A turning point in my career came when I joined Apex.AI at a very early stage, a company pioneering OSS‑based solutions for automotive safety‑critical applications. This idea was nearly unheard of at the time; yet, the founders' compelling vision of industrializing OSS spoke to me. The experience was exhilarating, and that energy carried the whole team. We took our solution to the next level and certified it to ISO 26262 ASIL-D, the highest safety level in the automotive industry.
Over time, we have recognized significant challenges within the OSS ecosystem in this domain. Nevertheless, my belief in OSS remained strong, fueling an ongoing curiosity about why engineers and businesses continue to use and contribute to it.
My perspective deepened during my Executive MBA studies at ESMT Berlin, where I was lucky to take a course on Open Innovation taught by Linus Dahlander. Although not exclusively about OSS, the course resonated strongly with my experiences, introducing me to valuable frameworks for understanding the broader ecosystem of Open Innovation in which OSS plays a crucial role. I highly recommend following Linus Dahlander and exploring his extensive research for anyone interested in OSS or Open Innovation. His insights have significantly shaped my understanding and unlocked a new domain for me, helping me understand why engineers love OSS.
However, my studies didn't only answer this; they also touched on all business aspects related to it, such as why companies engage in open innovation, the challenges and benefits they encounter, the paradigm shifts they observe, and the business models evolving around open innovation.
A recent Harvard Business School working paper, The Value of Open Source Software, broadened my understanding by putting complex numbers on benefits that had long seemed intangible.

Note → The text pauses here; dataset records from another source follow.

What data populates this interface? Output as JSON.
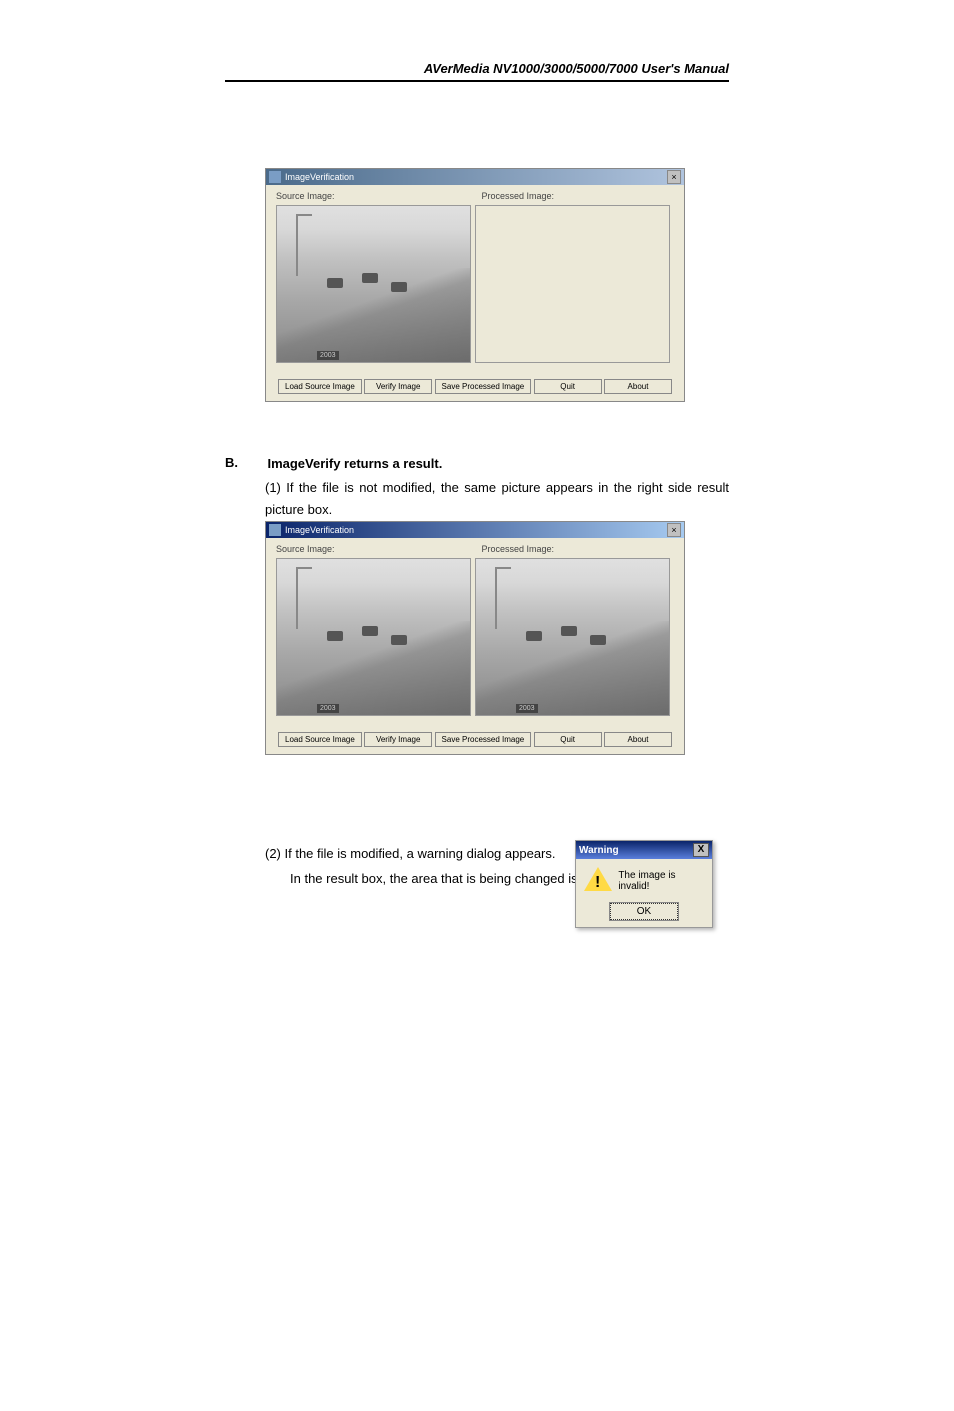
{
  "header": {
    "title": "AVerMedia NV1000/3000/5000/7000 User's Manual"
  },
  "screenshot1": {
    "titlebar": "ImageVerification",
    "source_label": "Source Image:",
    "processed_label": "Processed Image:",
    "timestamp": "2003",
    "buttons": {
      "load": "Load Source Image",
      "verify": "Verify Image",
      "save": "Save Processed Image",
      "quit": "Quit",
      "about": "About"
    }
  },
  "section_b": {
    "letter": "B.",
    "title": "ImageVerify returns a result.",
    "text": "(1) If the file is not modified, the same picture appears in the right side result picture box."
  },
  "screenshot2": {
    "titlebar": "ImageVerification",
    "source_label": "Source Image:",
    "processed_label": "Processed Image:",
    "timestamp1": "2003",
    "timestamp2": "2003",
    "buttons": {
      "load": "Load Source Image",
      "verify": "Verify Image",
      "save": "Save Processed Image",
      "quit": "Quit",
      "about": "About"
    }
  },
  "section_2": {
    "line1": "(2) If the file is modified, a warning dialog appears.",
    "line2": "In the result box, the area that is being changed is highlighted."
  },
  "warning_dialog": {
    "title": "Warning",
    "close": "X",
    "exclaim": "!",
    "message": "The image is invalid!",
    "ok": "OK"
  }
}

Although the paper does not draw a formal line between Open Source Software (OSS) and "Free" OSS (FOSS), a distinction worth noting because an open licence does not automatically mean zero cost, it nonetheless surfaces several critical insights:
Drawing from this and related readings, several key takeaways stood out to me:
While OSS development in embedded and edge computing has traditionally lagged behind other tech sectors, we see recent initiatives are closing the gap. Collaborative projects like Eclipse Software Defined Vehicle (proudly a member), Eclipse IoT , and LF Edge are fostering greater community engagement and innovation.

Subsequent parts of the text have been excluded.